Estiment-ils être bien préparés à leur sortie ? Étonnamment, oui. Plus des deux tiers (69 %) se disent assez ou tout à fait prêts à partir, alors que 28 % se disent peu ou pas du tout prêts. Les deux tiers des jeunes interrogés savaient où ils allaient habiter après leur sortie des services de protection de la jeunesse.
Globalement, plus les jeunes sont satisfaits de leur expérience de placement, moins ils ont tendance à affirmer qu’ils se sentent prêts à quitter les services. « Ceux qui ont la perception que la DPJ a été un élément positif dans leur vie, ils sont heureux et voudraient poursuivre l’expérience », note le chercheur. Bref, ceux qui ont une perception positive du système de protection de la jeunesse « souhaiteraient pouvoir y rester ».
L’étude en bref
L’Étude sur le devenir des jeunes placés (EDJeP) suivra une cohorte de 1136 jeunes de 17 à 21 ans qui ont tous été placés par le système de protection de la jeunesse et sont, au début des travaux, sur le point de quitter leur milieu de vie substitut pour commencer une vie autonome. Les chercheurs rencontreront les jeunes à trois reprises au cours des prochaines années. Des ententes avec divers services gouvernementaux, comme celui de l’aide sociale, permettront de suivre leurs parcours dans ces différents services.
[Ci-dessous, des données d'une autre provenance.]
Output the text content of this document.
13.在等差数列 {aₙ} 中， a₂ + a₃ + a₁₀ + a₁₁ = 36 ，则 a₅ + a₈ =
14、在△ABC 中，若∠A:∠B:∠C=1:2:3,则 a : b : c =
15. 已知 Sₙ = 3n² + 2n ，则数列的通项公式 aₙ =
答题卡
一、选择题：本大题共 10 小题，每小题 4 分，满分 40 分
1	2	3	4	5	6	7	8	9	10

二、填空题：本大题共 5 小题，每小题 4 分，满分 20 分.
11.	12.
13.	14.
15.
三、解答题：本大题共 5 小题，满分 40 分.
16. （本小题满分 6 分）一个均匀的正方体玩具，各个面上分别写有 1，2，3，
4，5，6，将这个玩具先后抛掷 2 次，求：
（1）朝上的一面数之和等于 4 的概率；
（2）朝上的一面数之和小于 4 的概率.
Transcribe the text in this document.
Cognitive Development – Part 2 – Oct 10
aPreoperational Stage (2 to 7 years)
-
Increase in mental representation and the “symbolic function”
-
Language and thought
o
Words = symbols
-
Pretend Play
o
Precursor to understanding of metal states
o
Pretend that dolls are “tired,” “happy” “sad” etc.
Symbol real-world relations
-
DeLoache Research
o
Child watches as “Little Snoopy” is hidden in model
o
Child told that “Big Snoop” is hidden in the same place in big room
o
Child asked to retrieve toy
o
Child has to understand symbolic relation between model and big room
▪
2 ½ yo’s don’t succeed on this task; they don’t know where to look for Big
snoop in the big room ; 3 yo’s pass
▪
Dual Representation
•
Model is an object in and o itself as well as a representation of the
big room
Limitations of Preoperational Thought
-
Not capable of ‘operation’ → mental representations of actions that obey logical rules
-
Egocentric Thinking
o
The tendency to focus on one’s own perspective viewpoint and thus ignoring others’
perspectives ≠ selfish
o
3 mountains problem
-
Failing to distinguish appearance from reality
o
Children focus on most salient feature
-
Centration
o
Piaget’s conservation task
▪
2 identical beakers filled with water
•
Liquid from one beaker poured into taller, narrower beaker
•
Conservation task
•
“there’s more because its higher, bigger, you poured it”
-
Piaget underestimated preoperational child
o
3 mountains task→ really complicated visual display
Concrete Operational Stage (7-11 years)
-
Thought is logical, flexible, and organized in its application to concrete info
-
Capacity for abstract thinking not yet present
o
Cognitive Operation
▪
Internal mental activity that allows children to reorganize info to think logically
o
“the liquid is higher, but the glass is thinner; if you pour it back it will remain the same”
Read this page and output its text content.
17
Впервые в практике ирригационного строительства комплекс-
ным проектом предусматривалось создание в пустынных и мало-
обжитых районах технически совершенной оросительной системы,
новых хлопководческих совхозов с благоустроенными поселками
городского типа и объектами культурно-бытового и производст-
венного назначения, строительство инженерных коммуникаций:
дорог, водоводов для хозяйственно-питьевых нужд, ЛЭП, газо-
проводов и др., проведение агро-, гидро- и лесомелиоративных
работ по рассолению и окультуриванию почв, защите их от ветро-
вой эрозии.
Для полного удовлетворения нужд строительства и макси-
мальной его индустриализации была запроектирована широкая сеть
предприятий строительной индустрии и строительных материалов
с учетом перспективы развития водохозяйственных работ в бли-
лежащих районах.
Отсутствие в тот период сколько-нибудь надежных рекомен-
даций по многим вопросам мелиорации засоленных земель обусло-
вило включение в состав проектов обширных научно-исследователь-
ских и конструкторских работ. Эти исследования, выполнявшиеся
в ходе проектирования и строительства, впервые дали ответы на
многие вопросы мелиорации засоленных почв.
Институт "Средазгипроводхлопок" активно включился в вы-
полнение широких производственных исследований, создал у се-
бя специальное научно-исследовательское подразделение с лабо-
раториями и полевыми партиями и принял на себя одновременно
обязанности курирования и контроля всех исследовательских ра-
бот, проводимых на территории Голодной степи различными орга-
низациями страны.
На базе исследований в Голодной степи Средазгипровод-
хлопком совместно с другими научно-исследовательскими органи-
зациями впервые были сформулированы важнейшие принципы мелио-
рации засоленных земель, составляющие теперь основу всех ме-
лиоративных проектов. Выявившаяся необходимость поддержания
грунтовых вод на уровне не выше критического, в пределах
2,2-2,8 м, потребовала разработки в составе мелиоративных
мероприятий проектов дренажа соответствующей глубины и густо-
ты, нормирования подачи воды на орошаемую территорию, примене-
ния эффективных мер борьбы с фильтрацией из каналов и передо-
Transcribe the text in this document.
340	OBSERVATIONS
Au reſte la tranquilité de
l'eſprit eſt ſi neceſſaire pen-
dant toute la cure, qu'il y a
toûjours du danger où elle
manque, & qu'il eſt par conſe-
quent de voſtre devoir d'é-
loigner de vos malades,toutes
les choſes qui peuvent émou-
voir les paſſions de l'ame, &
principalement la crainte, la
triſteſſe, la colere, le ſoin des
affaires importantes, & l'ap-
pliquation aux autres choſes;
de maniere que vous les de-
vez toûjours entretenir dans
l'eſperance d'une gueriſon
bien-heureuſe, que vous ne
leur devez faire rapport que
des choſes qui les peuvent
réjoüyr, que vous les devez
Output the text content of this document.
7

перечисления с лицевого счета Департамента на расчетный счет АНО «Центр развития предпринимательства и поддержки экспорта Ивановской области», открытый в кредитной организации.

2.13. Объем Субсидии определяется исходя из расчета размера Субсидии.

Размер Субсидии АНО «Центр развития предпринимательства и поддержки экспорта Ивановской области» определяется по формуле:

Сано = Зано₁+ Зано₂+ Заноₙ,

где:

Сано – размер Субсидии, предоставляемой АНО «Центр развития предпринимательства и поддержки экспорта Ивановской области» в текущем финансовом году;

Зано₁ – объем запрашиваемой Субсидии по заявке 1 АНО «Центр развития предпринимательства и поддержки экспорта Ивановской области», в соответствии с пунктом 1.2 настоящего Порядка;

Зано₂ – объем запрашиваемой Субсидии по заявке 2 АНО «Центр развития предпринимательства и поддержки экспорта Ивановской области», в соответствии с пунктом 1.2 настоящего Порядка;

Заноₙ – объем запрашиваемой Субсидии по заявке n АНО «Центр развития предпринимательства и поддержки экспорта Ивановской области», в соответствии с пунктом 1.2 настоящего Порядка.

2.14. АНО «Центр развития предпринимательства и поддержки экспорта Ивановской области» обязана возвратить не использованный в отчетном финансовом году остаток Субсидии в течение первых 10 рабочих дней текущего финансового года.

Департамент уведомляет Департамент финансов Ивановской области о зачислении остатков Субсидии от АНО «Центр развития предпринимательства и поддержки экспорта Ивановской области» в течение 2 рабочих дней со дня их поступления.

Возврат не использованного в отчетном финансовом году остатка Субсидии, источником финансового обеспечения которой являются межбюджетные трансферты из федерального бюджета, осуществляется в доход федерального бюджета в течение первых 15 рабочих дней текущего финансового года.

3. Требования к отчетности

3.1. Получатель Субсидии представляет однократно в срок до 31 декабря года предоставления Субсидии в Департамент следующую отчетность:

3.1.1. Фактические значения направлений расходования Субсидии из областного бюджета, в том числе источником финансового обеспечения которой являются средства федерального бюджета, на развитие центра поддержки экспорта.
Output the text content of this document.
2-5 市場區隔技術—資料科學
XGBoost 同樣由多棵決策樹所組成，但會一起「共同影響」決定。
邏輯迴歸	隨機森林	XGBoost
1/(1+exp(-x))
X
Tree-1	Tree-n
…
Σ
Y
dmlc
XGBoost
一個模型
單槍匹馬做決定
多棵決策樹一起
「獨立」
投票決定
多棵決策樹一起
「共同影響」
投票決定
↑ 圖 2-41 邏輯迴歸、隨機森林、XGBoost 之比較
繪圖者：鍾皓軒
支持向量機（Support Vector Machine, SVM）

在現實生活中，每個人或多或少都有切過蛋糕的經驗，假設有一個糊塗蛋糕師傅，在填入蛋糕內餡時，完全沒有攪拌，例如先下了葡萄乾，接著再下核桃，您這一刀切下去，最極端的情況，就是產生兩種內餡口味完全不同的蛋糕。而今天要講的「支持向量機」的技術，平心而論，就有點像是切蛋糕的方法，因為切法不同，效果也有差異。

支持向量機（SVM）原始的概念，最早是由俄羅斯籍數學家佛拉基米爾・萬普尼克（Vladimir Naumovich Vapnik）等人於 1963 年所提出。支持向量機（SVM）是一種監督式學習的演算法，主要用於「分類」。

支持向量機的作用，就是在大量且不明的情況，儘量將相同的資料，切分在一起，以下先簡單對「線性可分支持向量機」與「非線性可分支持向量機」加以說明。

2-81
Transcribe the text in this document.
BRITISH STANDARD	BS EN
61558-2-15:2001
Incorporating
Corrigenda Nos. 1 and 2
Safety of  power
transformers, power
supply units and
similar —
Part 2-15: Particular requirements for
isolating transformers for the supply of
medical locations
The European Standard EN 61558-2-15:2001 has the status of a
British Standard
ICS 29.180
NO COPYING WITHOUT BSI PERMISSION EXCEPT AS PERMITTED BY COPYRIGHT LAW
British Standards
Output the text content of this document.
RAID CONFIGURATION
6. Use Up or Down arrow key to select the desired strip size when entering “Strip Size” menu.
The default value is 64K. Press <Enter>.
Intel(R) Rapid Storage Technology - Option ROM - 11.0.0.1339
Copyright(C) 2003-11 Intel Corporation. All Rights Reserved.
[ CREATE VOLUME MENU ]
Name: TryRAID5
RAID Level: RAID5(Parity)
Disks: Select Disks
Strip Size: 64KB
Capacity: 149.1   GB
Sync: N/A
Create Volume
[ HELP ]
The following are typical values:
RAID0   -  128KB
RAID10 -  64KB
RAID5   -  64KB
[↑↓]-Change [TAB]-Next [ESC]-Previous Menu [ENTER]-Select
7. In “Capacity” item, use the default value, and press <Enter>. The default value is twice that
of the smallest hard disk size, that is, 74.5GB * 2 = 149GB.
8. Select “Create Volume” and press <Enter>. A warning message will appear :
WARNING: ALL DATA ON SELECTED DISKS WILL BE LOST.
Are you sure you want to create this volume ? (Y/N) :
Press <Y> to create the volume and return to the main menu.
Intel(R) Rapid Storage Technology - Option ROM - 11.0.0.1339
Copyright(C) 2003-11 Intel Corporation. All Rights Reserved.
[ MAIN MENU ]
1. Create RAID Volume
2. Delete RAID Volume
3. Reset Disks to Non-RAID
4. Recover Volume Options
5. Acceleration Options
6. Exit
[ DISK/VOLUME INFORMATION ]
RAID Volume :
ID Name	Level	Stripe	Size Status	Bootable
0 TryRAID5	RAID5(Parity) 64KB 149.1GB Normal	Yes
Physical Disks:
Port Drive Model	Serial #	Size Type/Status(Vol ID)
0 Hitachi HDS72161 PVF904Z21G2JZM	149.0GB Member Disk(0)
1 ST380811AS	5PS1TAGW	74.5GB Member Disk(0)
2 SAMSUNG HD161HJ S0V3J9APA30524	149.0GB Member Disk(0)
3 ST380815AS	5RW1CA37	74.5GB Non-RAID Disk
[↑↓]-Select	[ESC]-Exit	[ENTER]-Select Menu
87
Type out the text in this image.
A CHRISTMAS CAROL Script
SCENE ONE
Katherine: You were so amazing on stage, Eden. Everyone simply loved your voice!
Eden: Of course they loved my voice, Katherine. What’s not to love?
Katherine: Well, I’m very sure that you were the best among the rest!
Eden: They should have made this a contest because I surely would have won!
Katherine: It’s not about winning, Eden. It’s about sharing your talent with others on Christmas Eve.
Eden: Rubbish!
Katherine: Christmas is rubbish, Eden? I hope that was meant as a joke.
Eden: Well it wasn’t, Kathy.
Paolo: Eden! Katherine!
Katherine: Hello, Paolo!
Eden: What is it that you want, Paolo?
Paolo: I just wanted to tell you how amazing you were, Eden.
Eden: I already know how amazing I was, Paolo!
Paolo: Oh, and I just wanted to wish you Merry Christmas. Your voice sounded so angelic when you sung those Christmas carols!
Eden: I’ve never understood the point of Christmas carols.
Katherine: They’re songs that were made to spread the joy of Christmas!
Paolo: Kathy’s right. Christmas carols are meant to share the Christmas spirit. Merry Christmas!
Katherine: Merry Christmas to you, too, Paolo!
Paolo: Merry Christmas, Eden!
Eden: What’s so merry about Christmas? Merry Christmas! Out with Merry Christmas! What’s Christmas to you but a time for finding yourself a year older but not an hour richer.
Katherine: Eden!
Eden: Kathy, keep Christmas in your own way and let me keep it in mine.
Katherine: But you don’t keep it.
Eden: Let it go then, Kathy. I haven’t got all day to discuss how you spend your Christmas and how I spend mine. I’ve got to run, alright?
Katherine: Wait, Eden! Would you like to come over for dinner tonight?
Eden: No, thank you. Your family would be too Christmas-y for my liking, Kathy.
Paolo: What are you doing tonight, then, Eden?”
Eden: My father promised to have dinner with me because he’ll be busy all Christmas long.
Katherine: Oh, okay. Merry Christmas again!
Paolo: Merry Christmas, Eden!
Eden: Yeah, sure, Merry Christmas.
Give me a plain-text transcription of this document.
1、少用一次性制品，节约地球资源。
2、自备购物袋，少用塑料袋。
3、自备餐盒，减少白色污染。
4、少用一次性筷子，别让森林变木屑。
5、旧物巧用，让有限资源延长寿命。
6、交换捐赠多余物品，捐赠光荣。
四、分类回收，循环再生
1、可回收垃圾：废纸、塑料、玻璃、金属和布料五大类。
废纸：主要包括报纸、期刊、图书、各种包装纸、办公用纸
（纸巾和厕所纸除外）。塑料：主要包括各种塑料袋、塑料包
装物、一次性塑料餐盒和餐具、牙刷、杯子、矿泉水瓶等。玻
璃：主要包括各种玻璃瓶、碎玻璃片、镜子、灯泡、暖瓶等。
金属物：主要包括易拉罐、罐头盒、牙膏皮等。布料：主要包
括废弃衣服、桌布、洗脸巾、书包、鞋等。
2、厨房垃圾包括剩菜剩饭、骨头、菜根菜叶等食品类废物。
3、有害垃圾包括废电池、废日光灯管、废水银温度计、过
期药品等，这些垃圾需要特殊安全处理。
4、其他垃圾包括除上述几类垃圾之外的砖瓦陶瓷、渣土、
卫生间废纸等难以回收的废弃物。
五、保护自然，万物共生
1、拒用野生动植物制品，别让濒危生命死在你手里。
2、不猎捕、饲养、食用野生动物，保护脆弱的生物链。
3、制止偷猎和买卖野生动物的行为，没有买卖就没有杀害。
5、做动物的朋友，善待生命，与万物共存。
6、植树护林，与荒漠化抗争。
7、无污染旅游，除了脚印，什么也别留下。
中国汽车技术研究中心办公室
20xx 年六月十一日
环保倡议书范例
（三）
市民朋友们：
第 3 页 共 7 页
Avec l’aide des résultats de l’Étude longitudinale sur le développement des enfants du Québec (ELDEQ), qui suit depuis 1998 une cohorte représentative de l’ensemble des jeunes Québécois, on est en mesure de comparer les jeunes de la DPJ à la population jeune en général.
La DPJ en chiffres
34 000
Nombre d’enfants qui ont été pris en charge par la Direction de la protection de la jeunesse (DPJ) en 2018
40 %
Proportion d’entre eux qui ont été placés en milieu substitut
2000
Nombre de jeunes qui quittent les services de la DPJ chaque année
+ 11 %
Depuis 2015, le nombre de signalements retenus à la DPJ a augmenté de 11 %.
33 %
La négligence est le principal motif de signalement, avec 33 %.